La consultation postopératoire intervient dans les semaines qui suivent l’intervention. Le suivi consiste à évaluer l’amélioration des symptômes urinaires et la bonne qualité de la vidange vésicale. Le suivi est ensuite réalisé habituellement une fois par an par l’urologue ou le médecin référent du patient.

HoLEP versus RTUP

Pour aucun traitement laser de l’obstruction prostatique, il n’existe autant d’évidences scientifiques que pour l’HoLEP. Au total, plus de 15 ERC ont été publiés comparant l’HoLEP à la RTUP monopolaire et bipolaire, ainsi qu’au traitement par photovaporisation au laser Greenlight et à l’adénomectomie ouverte.
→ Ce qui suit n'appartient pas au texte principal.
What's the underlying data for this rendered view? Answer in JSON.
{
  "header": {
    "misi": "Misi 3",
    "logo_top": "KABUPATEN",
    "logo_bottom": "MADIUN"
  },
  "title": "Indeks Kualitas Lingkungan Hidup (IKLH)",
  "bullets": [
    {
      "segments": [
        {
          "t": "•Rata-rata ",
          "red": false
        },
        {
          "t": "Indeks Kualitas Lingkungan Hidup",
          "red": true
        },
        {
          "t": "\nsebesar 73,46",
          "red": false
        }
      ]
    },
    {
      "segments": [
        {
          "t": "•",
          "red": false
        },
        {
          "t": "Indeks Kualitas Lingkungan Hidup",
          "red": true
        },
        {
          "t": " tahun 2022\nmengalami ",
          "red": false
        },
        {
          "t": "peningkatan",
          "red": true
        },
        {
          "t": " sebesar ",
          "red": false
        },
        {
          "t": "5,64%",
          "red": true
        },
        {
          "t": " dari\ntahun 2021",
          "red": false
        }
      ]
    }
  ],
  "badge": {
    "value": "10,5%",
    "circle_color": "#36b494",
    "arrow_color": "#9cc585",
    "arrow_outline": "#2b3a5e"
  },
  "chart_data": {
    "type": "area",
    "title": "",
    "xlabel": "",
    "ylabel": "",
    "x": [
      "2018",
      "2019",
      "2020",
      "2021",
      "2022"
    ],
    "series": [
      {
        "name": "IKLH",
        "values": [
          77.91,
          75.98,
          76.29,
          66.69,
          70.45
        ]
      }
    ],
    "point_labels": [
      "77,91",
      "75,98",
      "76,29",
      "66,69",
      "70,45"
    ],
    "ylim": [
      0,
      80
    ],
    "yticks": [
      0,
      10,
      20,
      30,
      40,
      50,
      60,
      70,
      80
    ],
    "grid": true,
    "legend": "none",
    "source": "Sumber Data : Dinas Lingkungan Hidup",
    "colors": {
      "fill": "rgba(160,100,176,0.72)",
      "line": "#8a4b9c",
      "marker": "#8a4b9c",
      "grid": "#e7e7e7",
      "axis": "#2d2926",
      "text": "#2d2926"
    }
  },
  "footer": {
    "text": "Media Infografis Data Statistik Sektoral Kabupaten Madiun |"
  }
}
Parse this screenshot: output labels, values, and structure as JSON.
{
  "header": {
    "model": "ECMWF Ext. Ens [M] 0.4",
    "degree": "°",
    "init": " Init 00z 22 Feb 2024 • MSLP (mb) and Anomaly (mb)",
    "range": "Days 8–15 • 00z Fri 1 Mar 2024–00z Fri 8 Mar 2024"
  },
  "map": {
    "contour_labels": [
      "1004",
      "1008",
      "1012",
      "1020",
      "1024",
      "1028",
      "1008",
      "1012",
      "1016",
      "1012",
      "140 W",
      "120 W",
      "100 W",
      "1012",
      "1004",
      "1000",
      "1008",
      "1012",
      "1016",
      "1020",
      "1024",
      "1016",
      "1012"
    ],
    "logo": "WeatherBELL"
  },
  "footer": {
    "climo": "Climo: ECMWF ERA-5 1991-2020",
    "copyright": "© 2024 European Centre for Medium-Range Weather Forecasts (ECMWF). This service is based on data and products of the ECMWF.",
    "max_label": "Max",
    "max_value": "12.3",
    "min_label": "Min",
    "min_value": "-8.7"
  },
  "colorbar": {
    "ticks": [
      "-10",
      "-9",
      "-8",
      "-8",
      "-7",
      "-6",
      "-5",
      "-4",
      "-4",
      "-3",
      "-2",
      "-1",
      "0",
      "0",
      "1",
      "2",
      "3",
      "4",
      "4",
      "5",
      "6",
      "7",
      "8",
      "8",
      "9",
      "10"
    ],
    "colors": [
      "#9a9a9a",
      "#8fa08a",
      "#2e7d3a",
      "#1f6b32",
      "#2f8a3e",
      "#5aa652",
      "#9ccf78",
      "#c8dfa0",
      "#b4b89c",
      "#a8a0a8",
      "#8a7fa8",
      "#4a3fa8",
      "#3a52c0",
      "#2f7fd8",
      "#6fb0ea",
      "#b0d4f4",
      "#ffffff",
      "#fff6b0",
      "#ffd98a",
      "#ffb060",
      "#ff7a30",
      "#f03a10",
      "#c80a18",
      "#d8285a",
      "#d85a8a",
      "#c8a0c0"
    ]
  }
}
Toutes démontrent que l’HoLEP entraîne une amélioration du score IPSS (International prostate symptom score) et des paramètres urodynamiques. Trois méta-analyses récentes ont montré qu’à terme l’HoLEP est au moins aussi efficace que la RTUP pour le traitement de problèmes de miction résultant d’une souffrance causée par une prostate obstructive. Quelques études décrivent même une augmentation de la quantité de tissu prostatique reséquée, de meilleurs résultats IPSS, un débit maximum plus important, un résidu post-mictionnel moindre et un risque plus faible de subir une nouvelle intervention qu’en cas de RTUP. De plus, la perte de sang est moins importante en cas d’HoLEP, si bien qu’une transfusion sanguine s’impose moins vite. La sonde vésicale peut en outre être retirée plus rapidement et la durée d’hospitalisation est plus courte. L’intervention dure en revanche  plus longtemps. D’après une méta-analyse récente, il n’y a pas de différence significative en termes de complications entre les deux techniques. Les sténoses de l’urètre (3%) et l’incontinence due au stress (1,5%) surviennent dans un même ordre de grandeur.

HoLEP versus adénomectomie ouverte

Pour le traitement chirurgical de grosses prostates (plus de 80 ml), l’HoLEP constitue une révolution depuis les années 90. Dans la plupart des cas, une adénomectomie ouverte de la prostate est alors proposée. Cette technique se caractérise par une perte de sang relativement abondante, des transfusions sanguines et de longues durées de cathétérisation et d’hospitalisation (5  jours).

Des études randomisées montrent que l’HoLEP est tout aussi efficace qu’une adénomectomie ouverte pour améliorer les mictions en cas de grosse prostate obstructive. Comparé à l’adénomectomie ouverte de la prostate, l’HoLEP entraîne une perte de sang sensiblement moins importante, moins de transfusions sanguines, tandis que la sonde vésicale peut être retirée plus rapidement et la durée d’hospitalisation est souvent nettement plus courte. Et ce, quel que soit le volume de la prostate. En outre, l’HoLEP peut être pratiqué chez des patients qui prennent certains anticoagulants. Au vu de ces résultats, l’HoLEP est devenu un des traitements standards recommandés pour les grosses prostates.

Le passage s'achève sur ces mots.